E-retail loyalty may depend on smarter testing
The addition of some simple testing and accountability to a retail web site can make a significant and positive difference to trading figures, according to James Murray of Interwoven.
It is possible, considering the closer scrutiny that boards of directors are already applying to marketing budgets, that 2009 may be the year in which marketing and marketers become truly accountable for their successes - or failures. They will become accountable not only for sales, revenue, but also for company performance.
The key to making this accountability successful, Murray suggests, lies in the marketer knowing not only what customers want but also how to provide it. To do this, the marketing department need to persuade every visitor who browses the web site that the company has exactly what they are looking for, at an appropriate price, and with a level of service and security that instils confidence, credibility, and trust. The problem is that there is a very short time - on average only 9 seconds - to do that, Murray says.
So, if you attract a consumer to the web site, and also convince them to engage with the company, how do you then help them to believe that they will find exactly what they want or need. This involves encouraging each visitor to become more than just a 'window shopper' by optimising the web channel to fit their needs as exactly as possible.

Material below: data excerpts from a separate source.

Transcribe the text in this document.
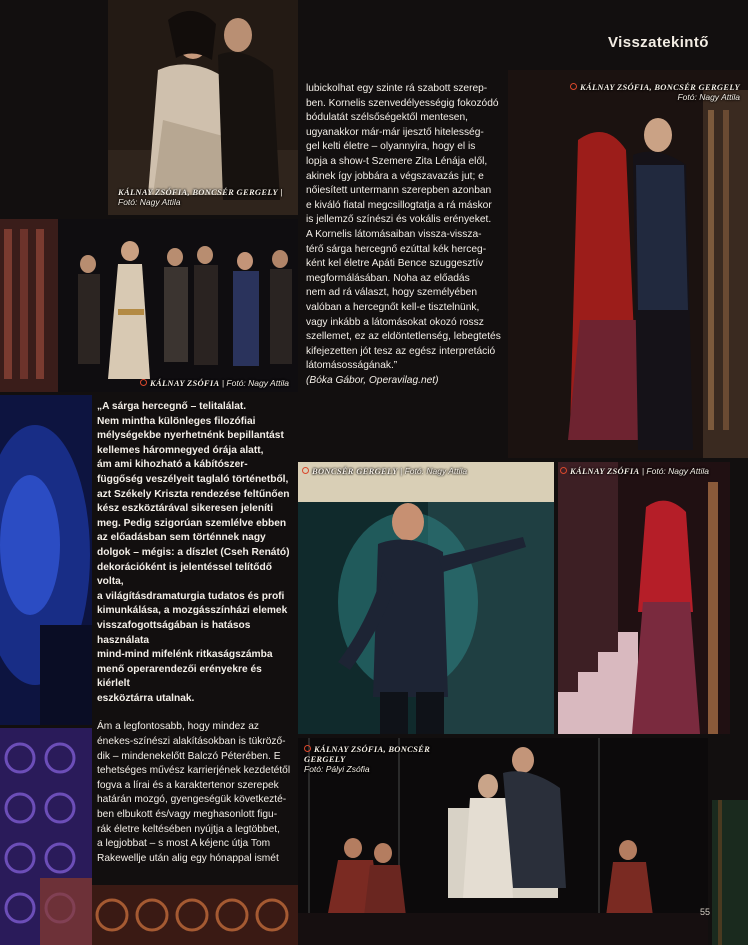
Visszatekintő
KÁLNAY ZSÓFIA, BONCSÉR GERGELY | Fotó: Nagy Attila
KÁLNAY ZSÓFIA | Fotó: Nagy Attila
KÁLNAY ZSÓFIA, BONCSÉR GERGELY
Fotó: Nagy Attila
BONCSÉR GERGELY | Fotó: Nagy Attila	KÁLNAY ZSÓFIA | Fotó: Nagy Attila
KÁLNAY ZSÓFIA, BONCSÉR GERGELY
Fotó: Pályi Zsófia

lubickolhat egy szinte rá szabott szerep-

ben. Kornelis szenvedélyességig fokozódó

bódulatát szélsőségektől mentesen,

ugyanakkor már-már ijesztő hitelesség-

gel kelti életre – olyannyira, hogy el is

lopja a show-t Szemere Zita Lénája elől,

akinek így jobbára a végszavazás jut; e

nőiesített untermann szerepben azonban

e kiváló fiatal megcsillogtatja a rá máskor

is jellemző színészi és vokális erényeket.

A Kornelis látomásaiban vissza-vissza-

térő sárga hercegnő ezúttal kék herceg-

ként kel életre Apáti Bence szuggesztív

megformálásában. Noha az előadás

nem ad rá választ, hogy személyében

valóban a hercegnőt kell-e tisztelnünk,

vagy inkább a látomásokat okozó rossz

szellemet, ez az eldöntetlenség, lebegtetés

kifejezetten jót tesz az egész interpretáció

látomásosságának.”

(Bóka Gábor, Operavilag.net)

„A sárga hercegnő – telitalálat.

Nem mintha különleges filozófiai

mélységekbe nyerhetnénk bepillantást

kellemes háromnegyed órája alatt,

ám ami kihozható a kábítószer-

függőség veszélyeit taglaló történetből,

azt Székely Kriszta rendezése feltűnően

kész eszköztárával sikeresen jeleníti

meg. Pedig szigorúan szemlélve ebben

az előadásban sem történnek nagy

dolgok – mégis: a díszlet (Cseh Renátó)

dekorációként is jelentéssel telítődő volta,

a világításdramaturgia tudatos és profi

kimunkálása, a mozgásszínházi elemek

visszafogottságában is hatásos használata

mind-mind mifelénk ritkaságszámba

menő operarendezői erényekre és kiérlelt

eszköztárra utalnak.

Ám a legfontosabb, hogy mindez az

énekes-színészi alakításokban is tükröző-

dik – mindenekelőtt Balczó Péterében. E

tehetséges művész karrierjének kezdetétől

fogva a lírai és a karakterteno​r szerepek

határán mozgó, gyengeségük következté-

ben elbukott és/vagy meghasonlott figu-

rák életre keltésében nyújtja a legtöbbet,

a legjobbat – s most A kéjenc útja Tom

Rakewellje után alig egy hónappal ismét

55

This is the point at which web store testing is invaluable, because it is far too costly to make changes and introduce features that don't work for the consumer. For example, Murray warns that e-retail marketers should test vast numbers of combinations of both web content and page layout to find out which are most effective. This approach allows the marketer to scrap the 'one size fits all' approach that deters so many customers because it just doesn't meet their needs. Indeed, through multi-variable testing of a web site, marketers can more easily pinpoint exactly what customers want and even have the right items ready in-store before the customer walks in through the doors.
The process of personalisation varies for each visitor and will be dependent upon the information that the individual carries with them as they move along on their browsing and buying journey. For example, multi-variable testing allowed ING Direct to track, test and target each visitor's behaviour, and to provide offers and an experience so rich and full of temptation that consumers can find very few reasons leave the site, there was a 59% rise in click-throughs on the company's Savings Account landing page, along with a 24% increase in new account applications.
This kind of testing is focused on optimising what already exists (i.e. web site attributes and customer traffic). In another example cited by Murray, the UK retailer John Lewis found that simple testing and comparison of content on the log-in page reduced both bottlenecks and hurdles for customers entering the buying process. The results highlighted that supposedly value-adding copy actually stopped customers proceeding to the checkout. Over 30,000 combinations and 86 content recipes were tested and simply removing some of the existing text eliminated a previously unseen barrier between customers and their purchases. This change may sound simple and small, but it was the catalyst for an additional £2.7 million in additional sales over a 12 month period.
Given the ongoing shift of consumer preference from High Street shopping to online shopping (for example, 77% of those polled by PayPal said that internet shopping is more convenient), a company's online channel has never been more critical to the brand's overall success in the marketplace. Information collected from account details and customer profiles can be used in conjunction with contextual data to provide a better and more immediate knowledge of what each customer is looking for, allowing marketers to create an increasingly more personal and relevant online shopping experience.
Multi-variable testing also enables marketers to address and control the issue of multi-channel variation: If a customer browsing on the internet likes what they see and then visits a bricks-and-mortar store, only to find that the in-store offering doesn't match the web-based offering, the customer's trust and loyalty is jeopardised.
But, perhaps more importantly, a big temptation in today's economic climate is to keep cutting prices to keep customers happy, but this kind of testing allows marketers to find out the optimum discount for their customers. As Murray says, "Why offer 25% when 10% will do?"
Undeniable proof that customers respond to a more tailored user experience can be seen by movie site LoveFilm. Through testing, the company found that customers preferred a change in the header colour (from red to white), a change in the area surrounding the 'free trial' button (replacing prices with promotional offers), and some small changes in the site's layout. These minor adjustments are expected to produce an estimated 7-figure revenue increase annually.
"Customers are smarter and more aware than ever before, and their demand for a tailored experience matches their unscrupulous eye for detail," concluded Murray. "Provide them with the experience they're looking for and you will have turned a window shopper into a customer."